Der Schwester - wegen des Artikels so nicht ansprechbar, als Pfleger betitelt - klopft auf dem Kissen herum, als wenn er mit der Oberschwester noch eine Rechnung zu begleichen hätte.
"Junger Mann", sagt Martha ruhig; schließlich hat sie Erfahrung mit 4 eigenen Kindern sammeln dürfen. "Sie sollen mein Kissen nicht erschlagen, sondern ausschütteln.
"Hörn se einfach nich hin", mault Heinz, der von den brutalen Schlägen aufgeweckt, erst jetzt die Augen öffnet. Zuerst hatte er geglaubt, dass...

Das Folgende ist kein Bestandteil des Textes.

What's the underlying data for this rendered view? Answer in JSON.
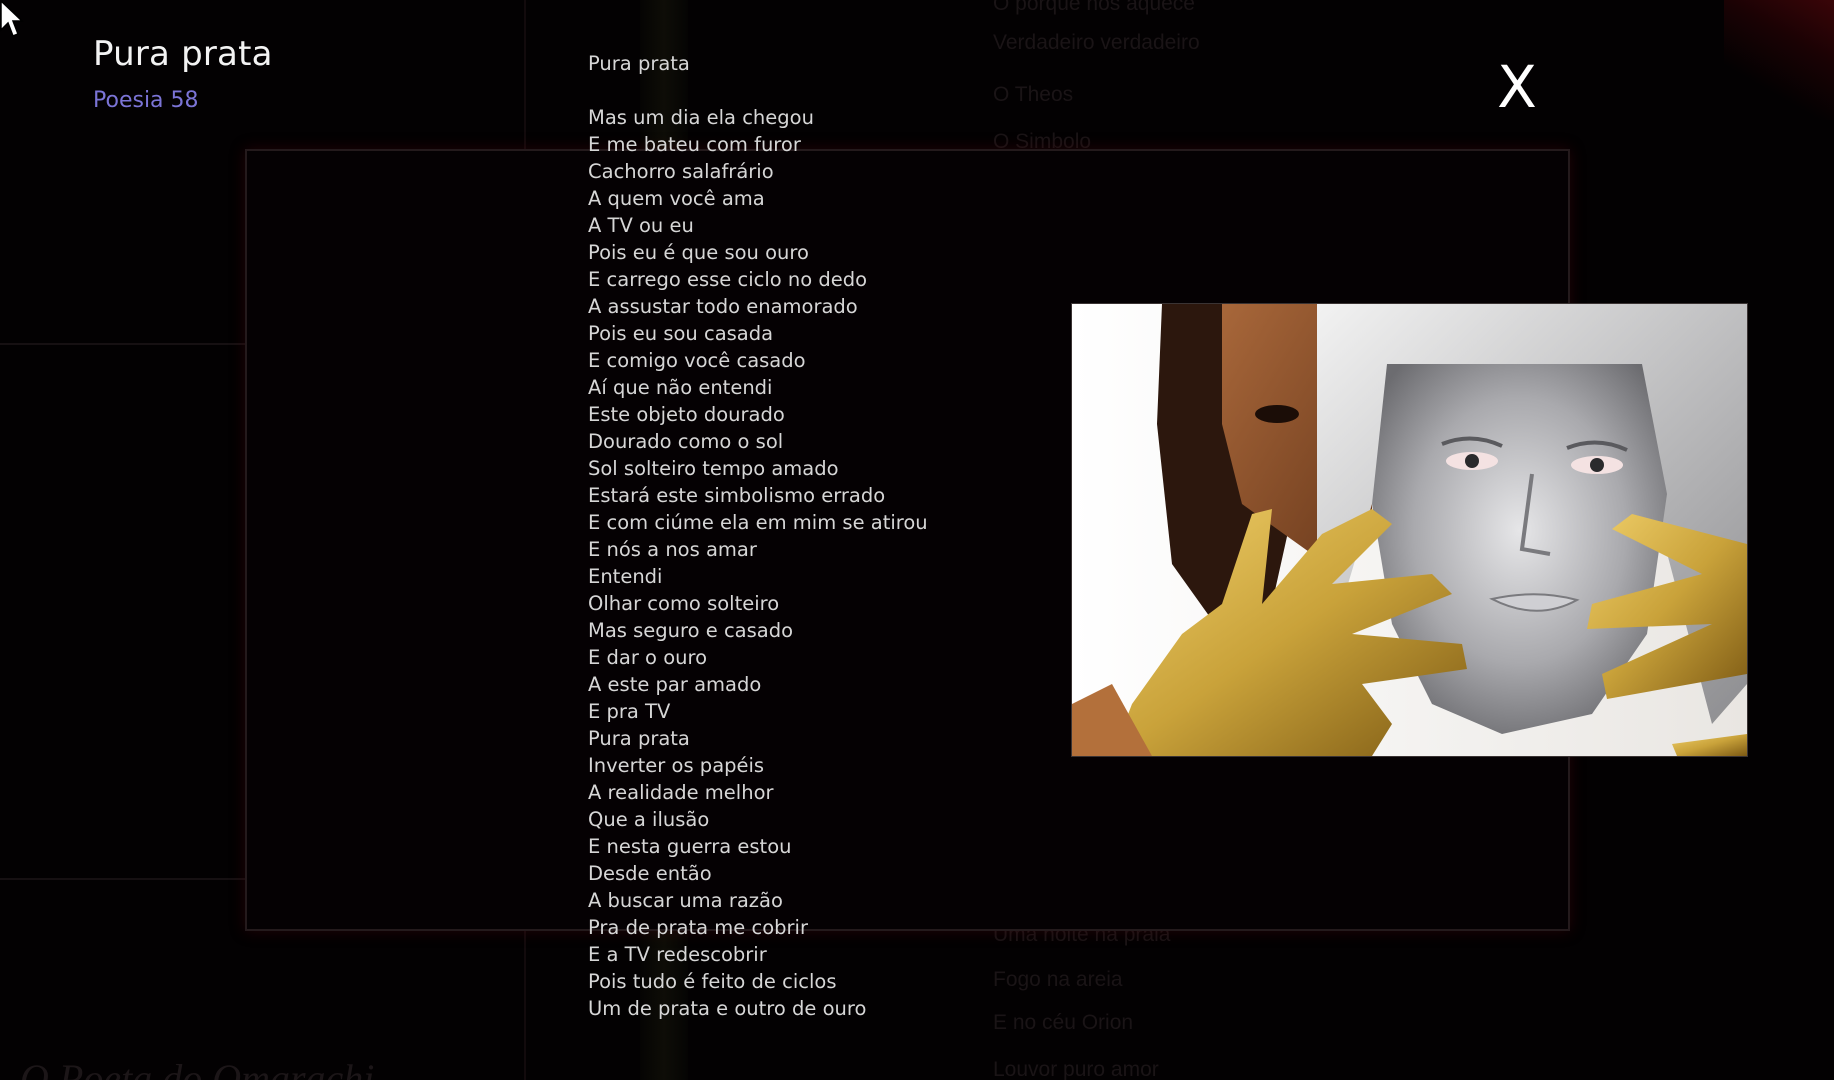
{
  "header": {
    "title": "Pura prata",
    "subtitle": "Poesia 58"
  },
  "poem": {
    "title": "Pura prata",
    "lines": [
      "Mas um dia ela chegou",
      "E me bateu com furor",
      "Cachorro salafrário",
      "A quem você ama",
      "A TV ou eu",
      "Pois eu é que sou ouro",
      "E carrego esse ciclo no dedo",
      "A assustar todo enamorado",
      "Pois eu sou casada",
      "E comigo você casado",
      "Aí que não entendi",
      "Este objeto dourado",
      "Dourado como o sol",
      "Sol solteiro tempo amado",
      "Estará este simbolismo errado",
      "E com ciúme ela em mim se atirou",
      "E nós a nos amar",
      "Entendi",
      "Olhar como solteiro",
      "Mas seguro e casado",
      "E dar o ouro",
      "A este par amado",
      "E pra TV",
      "Pura prata",
      "Inverter os papéis",
      "A realidade melhor",
      "Que a ilusão",
      "E nesta guerra estou",
      "Desde então",
      "A buscar uma razão",
      "Pra de prata me cobrir",
      "E a TV redescobrir",
      "Pois tudo é feito de ciclos",
      "Um de prata e outro de ouro"
    ]
  },
  "close": {
    "label": "X"
  },
  "background": {
    "items_top": [
      "O porque nos aquece",
      "Verdadeiro  verdadeiro",
      "O Theos",
      "O Simbolo"
    ],
    "items_bottom": [
      "Uma noite na praia",
      "Fogo na areia",
      "E no céu Orion",
      "Louvor puro amor"
    ],
    "watermark": "O Poeta do Omarachi"
  },
  "photo": {
    "icon": "poem-illustration-image",
    "silver_color": "#b9b9bb",
    "gold_color": "#c9a23a"
  },
  "colors": {
    "background": "#030102",
    "text": "#d6d6d6",
    "accent": "#7b74d6",
    "panel_border": "#241a1c"
  }
}
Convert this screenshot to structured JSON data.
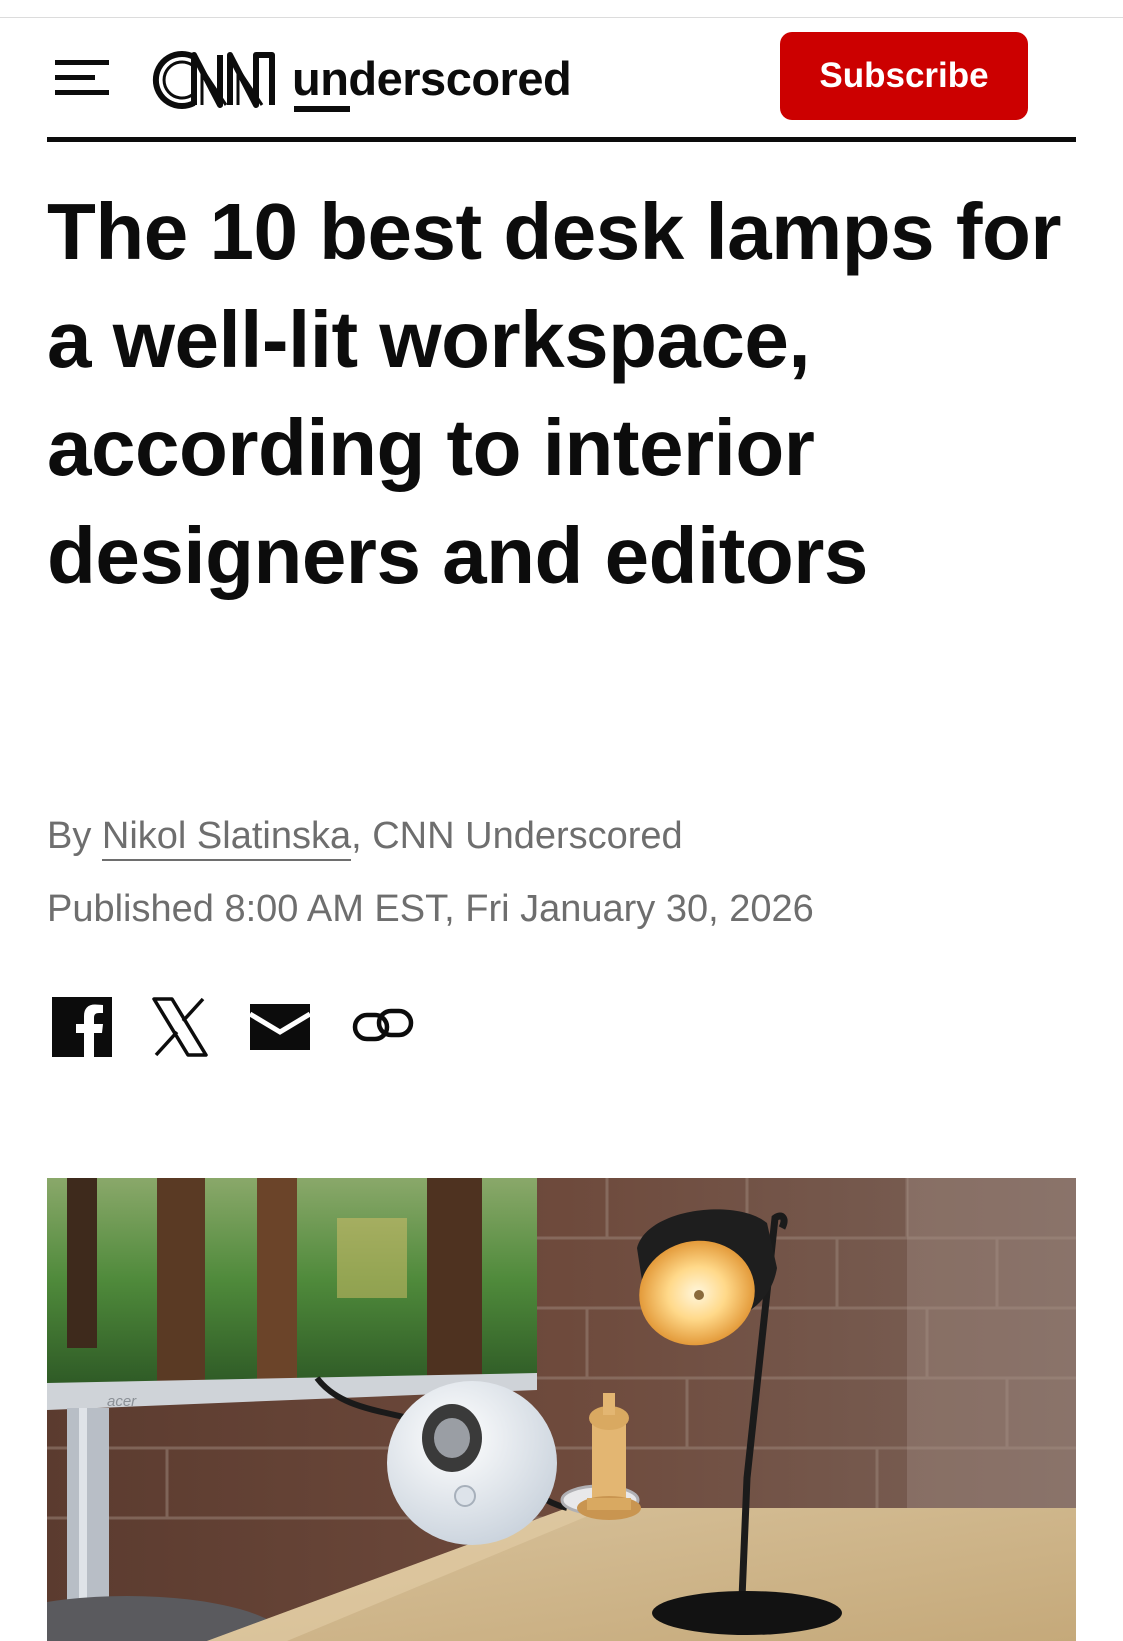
{
  "header": {
    "menu_icon": "hamburger-menu-icon",
    "logo_brand": "CNN",
    "logo_word": "underscored",
    "subscribe_label": "Subscribe",
    "accent_color": "#cc0000"
  },
  "article": {
    "headline": "The 10 best desk lamps for a well-lit workspace, according to interior designers and editors",
    "byline_prefix": "By ",
    "author": "Nikol Slatinska",
    "byline_suffix": ", CNN Underscored",
    "published": "Published 8:00 AM EST, Fri January 30, 2026"
  },
  "share": {
    "icons": [
      "facebook-icon",
      "x-icon",
      "email-icon",
      "link-icon"
    ]
  },
  "hero_image": {
    "monitor_brand": "acer"
  }
}
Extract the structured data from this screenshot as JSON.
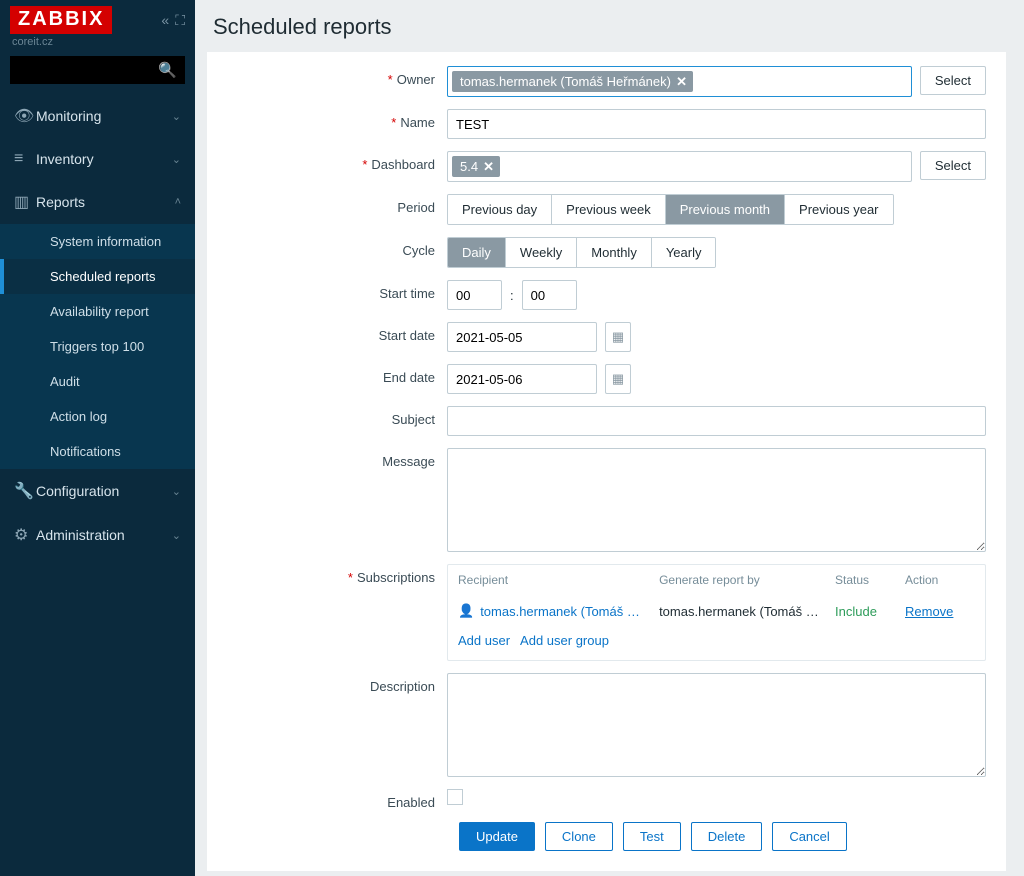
{
  "brand": {
    "logo": "ZABBIX",
    "host": "coreit.cz"
  },
  "sidebar_icons": {
    "collapse": "«",
    "kiosk": "⛶"
  },
  "search": {
    "placeholder": ""
  },
  "nav": [
    {
      "icon": "👁",
      "label": "Monitoring",
      "expanded": false
    },
    {
      "icon": "≡",
      "label": "Inventory",
      "expanded": false
    },
    {
      "icon": "▥",
      "label": "Reports",
      "expanded": true,
      "items": [
        "System information",
        "Scheduled reports",
        "Availability report",
        "Triggers top 100",
        "Audit",
        "Action log",
        "Notifications"
      ],
      "active": "Scheduled reports"
    },
    {
      "icon": "🔧",
      "label": "Configuration",
      "expanded": false
    },
    {
      "icon": "⚙",
      "label": "Administration",
      "expanded": false
    }
  ],
  "page": {
    "title": "Scheduled reports"
  },
  "form": {
    "labels": {
      "owner": "Owner",
      "name": "Name",
      "dashboard": "Dashboard",
      "period": "Period",
      "cycle": "Cycle",
      "start_time": "Start time",
      "start_date": "Start date",
      "end_date": "End date",
      "subject": "Subject",
      "message": "Message",
      "subscriptions": "Subscriptions",
      "description": "Description",
      "enabled": "Enabled"
    },
    "owner": {
      "tag": "tomas.hermanek (Tomáš Heřmánek)",
      "select": "Select"
    },
    "name": "TEST",
    "dashboard": {
      "tag": "5.4",
      "select": "Select"
    },
    "period": {
      "options": [
        "Previous day",
        "Previous week",
        "Previous month",
        "Previous year"
      ],
      "selected": "Previous month"
    },
    "cycle": {
      "options": [
        "Daily",
        "Weekly",
        "Monthly",
        "Yearly"
      ],
      "selected": "Daily"
    },
    "start_time": {
      "hh": "00",
      "mm": "00",
      "sep": ":"
    },
    "start_date": "2021-05-05",
    "end_date": "2021-05-06",
    "subject": "",
    "message": "",
    "subscriptions": {
      "columns": {
        "recipient": "Recipient",
        "generate": "Generate report by",
        "status": "Status",
        "action": "Action"
      },
      "rows": [
        {
          "recipient": "tomas.hermanek (Tomáš …",
          "generate": "tomas.hermanek (Tomáš …",
          "status": "Include",
          "action": "Remove"
        }
      ],
      "add_user": "Add user",
      "add_group": "Add user group"
    },
    "description": "",
    "enabled": false
  },
  "buttons": {
    "update": "Update",
    "clone": "Clone",
    "test": "Test",
    "delete": "Delete",
    "cancel": "Cancel"
  }
}
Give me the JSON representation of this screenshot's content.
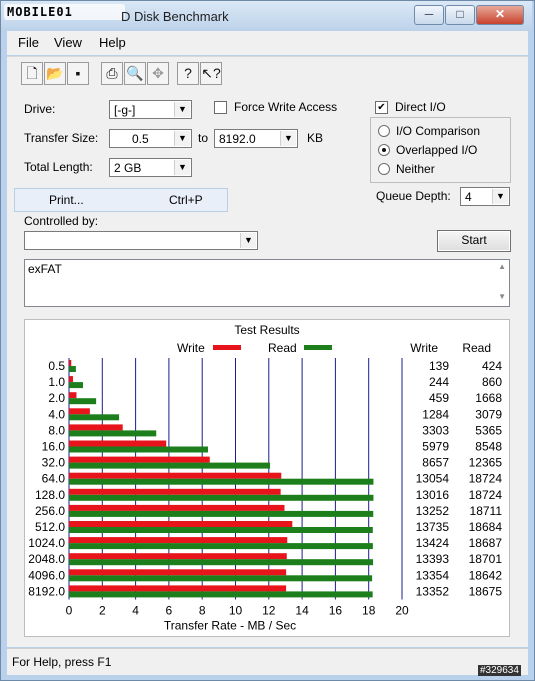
{
  "window": {
    "title": "D Disk Benchmark",
    "logo_text": "MOBILE01",
    "watermark": "#329634"
  },
  "caption_buttons": {
    "minimize": "─",
    "maximize": "□",
    "close": "✕"
  },
  "menu": [
    "File",
    "View",
    "Help"
  ],
  "toolbar": [
    "new-icon",
    "open-icon",
    "save-icon",
    "print-icon",
    "print-preview-icon",
    "move-icon",
    "help-icon",
    "context-help-icon"
  ],
  "form": {
    "drive_label": "Drive:",
    "drive_value": "[-g-]",
    "force_write_label": "Force Write Access",
    "direct_io_label": "Direct I/O",
    "transfer_size_label": "Transfer Size:",
    "transfer_from": "0.5",
    "to_label": "to",
    "transfer_to": "8192.0",
    "kb_label": "KB",
    "total_length_label": "Total Length:",
    "total_length_value": "2 GB",
    "io_comparison_label": "I/O Comparison",
    "overlapped_io_label": "Overlapped I/O",
    "neither_label": "Neither",
    "queue_depth_label": "Queue Depth:",
    "queue_depth_value": "4",
    "controlled_by_label": "Controlled by:",
    "controlled_by_value": "",
    "start_label": "Start",
    "description_text": "exFAT"
  },
  "popup": {
    "label": "Print...",
    "shortcut": "Ctrl+P"
  },
  "status": {
    "text": "For Help, press F1"
  },
  "chart_data": {
    "type": "bar",
    "orientation": "horizontal",
    "title": "Test Results",
    "xlabel": "Transfer Rate - MB / Sec",
    "xlim": [
      0,
      20
    ],
    "xticks": [
      "0",
      "2",
      "4",
      "6",
      "8",
      "10",
      "12",
      "14",
      "16",
      "18",
      "20"
    ],
    "grid": true,
    "legend": "top",
    "categories": [
      "0.5",
      "1.0",
      "2.0",
      "4.0",
      "8.0",
      "16.0",
      "32.0",
      "64.0",
      "128.0",
      "256.0",
      "512.0",
      "1024.0",
      "2048.0",
      "4096.0",
      "8192.0"
    ],
    "column_headers": [
      "Write",
      "Read"
    ],
    "series": [
      {
        "name": "Write",
        "color": "#e8141b",
        "values": [
          139,
          244,
          459,
          1284,
          3303,
          5979,
          8657,
          13054,
          13016,
          13252,
          13735,
          13424,
          13393,
          13354,
          13352
        ]
      },
      {
        "name": "Read",
        "color": "#1c7f1c",
        "values": [
          424,
          860,
          1668,
          3079,
          5365,
          8548,
          12365,
          18724,
          18724,
          18711,
          18684,
          18687,
          18701,
          18642,
          18675
        ]
      }
    ],
    "value_unit_divisor": 1024
  }
}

...er wieder auf dem Sessel im Wohnzimmer eingeschlafen war. Doch die Wahrheit sah anders aus. Roch anders. Der typische Geruch von Desinfektionsmittel und Krankheit, der jedem Krankenhaus innewohnt, holte ihn in die Realität zurück.
Der junge Pfleger sah mürrisch von einem zum anderen und schüttelte unbeirrt seine Kissen weiter.
Martha resignierte und beachtete den Pfleger nicht weiter, was Heinz wiederum äußerst interessant fand. Sollte seine Martha im Herbst ihres Daseins tatsächlich noch vernünftig werden und mit dem ewigen Zetern aufgehört haben?
"Heinz! Jetzt sag du doch auch mal was dazu.!"
"Ja, Martha." Alter Mann, wovon träumst du eigentlich nachts? dachte er. Das werde ich Martha auch gerade noch sagen. Das Lachen kam spontan und fröhlich.
"Drehst du jetzt auch noch durch?"
"Nein Martha. Ich hab nur gerade darüber nachgedacht, wann wir das letzte Mal Sex hatten?" Nun lachte der Pfleger, nachdem er vor lauter Verblüffung das Kissen hatte fallen lassen.
"Wann wir...?" Martha starrte erst Heinz, danach den Pfleger an: "Raus mit Ihnen!"
"Jawohl, Gnädige Frau", freute sich der junge Mann. Soviel Spaß hatte er schon lange nicht mehr gehabt. Heute würde er der Hit in der Pause sein.
"Und nun zu uns beiden. Deine dämlichen Anzüglichkeiten kannst du dir ersparen oder nicht. Wenn du dir damit stark vorkommst, von mir aus. Aber nicht vor anderen. Und jetzt kannst du gehen."
"Na prima. Das wollte ich eigentlich vor Jahren schon. Danke dafür, dass du mich endlich freigibst"; stand auf, verließ das Zimmer und ließ eine sehr erschrockene Martha zurück.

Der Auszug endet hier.